Don’t get me wrong. I do think there is nothing wrong with showing your style outside the Tulieries Gardens, Bryant Park NYC, or Somerset House London, I mean all the blogger’s within our network are present there too. It’s a great opportunity to network and often is good press, once you get snapped by (the right) street style photographers. If only you stay true to yourself. One commenter on Leandra Medines post Blog is a dirty word is spot on: “the past week I removed a couple of blogs from my Bloglovin feed because, on account of NYFW only, their entire wardrobes changes to ridiculous circus costumes. Whatever happened to being true to your being?” Now that’s living proof, people are fed up with fake, attention seeking, wannabe attitudes.
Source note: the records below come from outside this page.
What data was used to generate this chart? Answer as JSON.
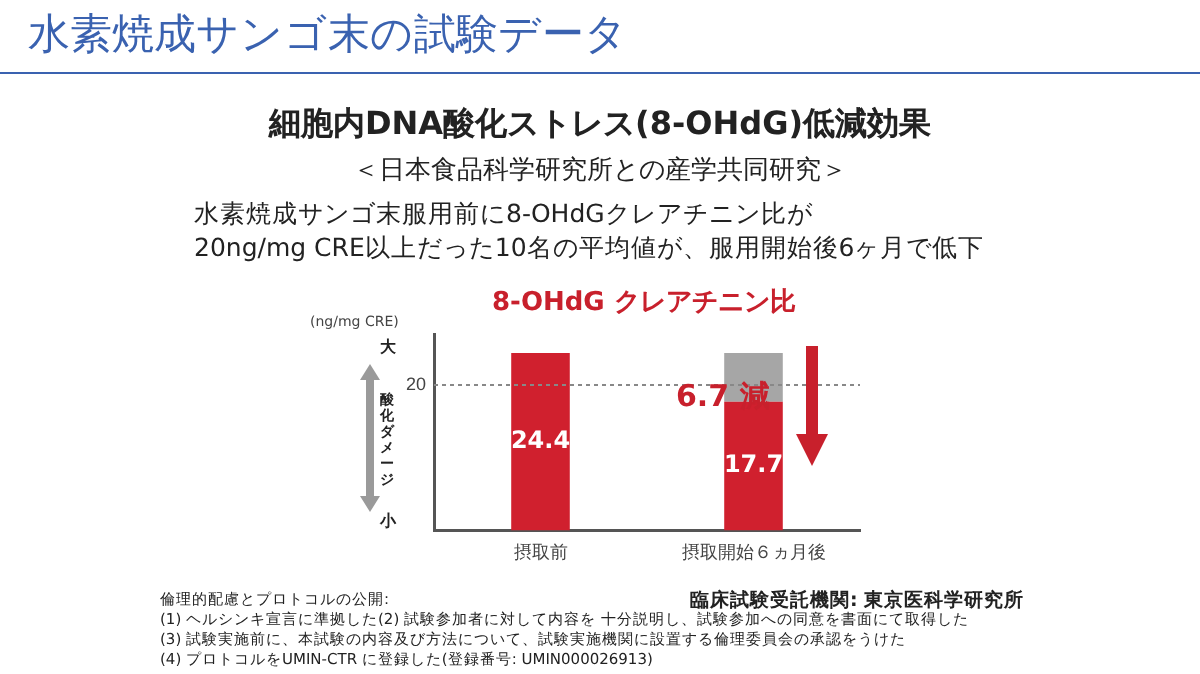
{
  "chart_data": {
    "type": "bar",
    "title": "水素焼成サンゴ末の試験データ",
    "subtitle": "細胞内DNA酸化ストレス(8-OHdG)低減効果",
    "ylabel": "(ng/mg CRE)",
    "categories": [
      "摂取前",
      "摂取開始６ヵ月後"
    ],
    "stacked": true,
    "series": [
      {
        "color": "#d0202e",
        "values": [
          24.4,
          17.7
        ],
        "value_labels": [
          "24.4",
          "17.7"
        ]
      },
      {
        "color": "#a6a6a6",
        "values": [
          null,
          6.7
        ]
      }
    ],
    "ylim": [
      0,
      27
    ],
    "yticks": [
      20
    ],
    "ref_lines": [
      {
        "axis": "y",
        "value": 20,
        "color": "#888888",
        "line_style": "dotted"
      }
    ],
    "grid": false,
    "legend": false,
    "annotations": [
      "＜日本食品科学研究所との産学共同研究＞",
      "水素焼成サンゴ末服用前に8-OHdGクレアチニン比が",
      "20ng/mg CRE以上だった10名の平均値が、服用開始後6ヶ月で低下",
      "8-OHdG クレアチニン比",
      "大",
      "酸化ダメージ",
      "小",
      "6.7 減",
      "臨床試験受託機関: 東京医科学研究所",
      "倫理的配慮とプロトコルの公開:",
      "(1) ヘルシンキ宣言に準拠した(2) 試験参加者に対して内容を 十分説明し、試験参加への同意を書面にて取得した",
      "(3) 試験実施前に、本試験の内容及び方法について、試験実施機関に設置する倫理委員会の承認をうけた",
      "(4) プロトコルをUMIN-CTR に登録した(登録番号: UMIN000026913)"
    ]
  }
}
So how should the future of fashion blogging look like? I honestly think fashion blogs are great otherwise I wouldn’t have start this business. I cherish good blogs for their authenticity, for the way I can relate and identify to them so much more than I do with a magazine. Good fashion blogs bring inspiration, they make me want to do something whether it is to create a stunning presence of my own or reading their sharp comments and enriching my own opinion on the subject too. That’s exactly how we scout our bloggers. In practice, I do realize it must be hard for bloggers to stand out. It’s a constant battle to stay fresh, relevant and critically astute. In my opinion content is always key and if you can deliver just that you will be on the right side of the line. It is interesting to see where the industry is going. But like it goes in life, it will probably be the survival of the fittest. The ones who stay true to themselves and to the essence of blogging. We will go back to basic. Back to the blogging roots. After all the old saying goes ‘it's not about quantity but quality’.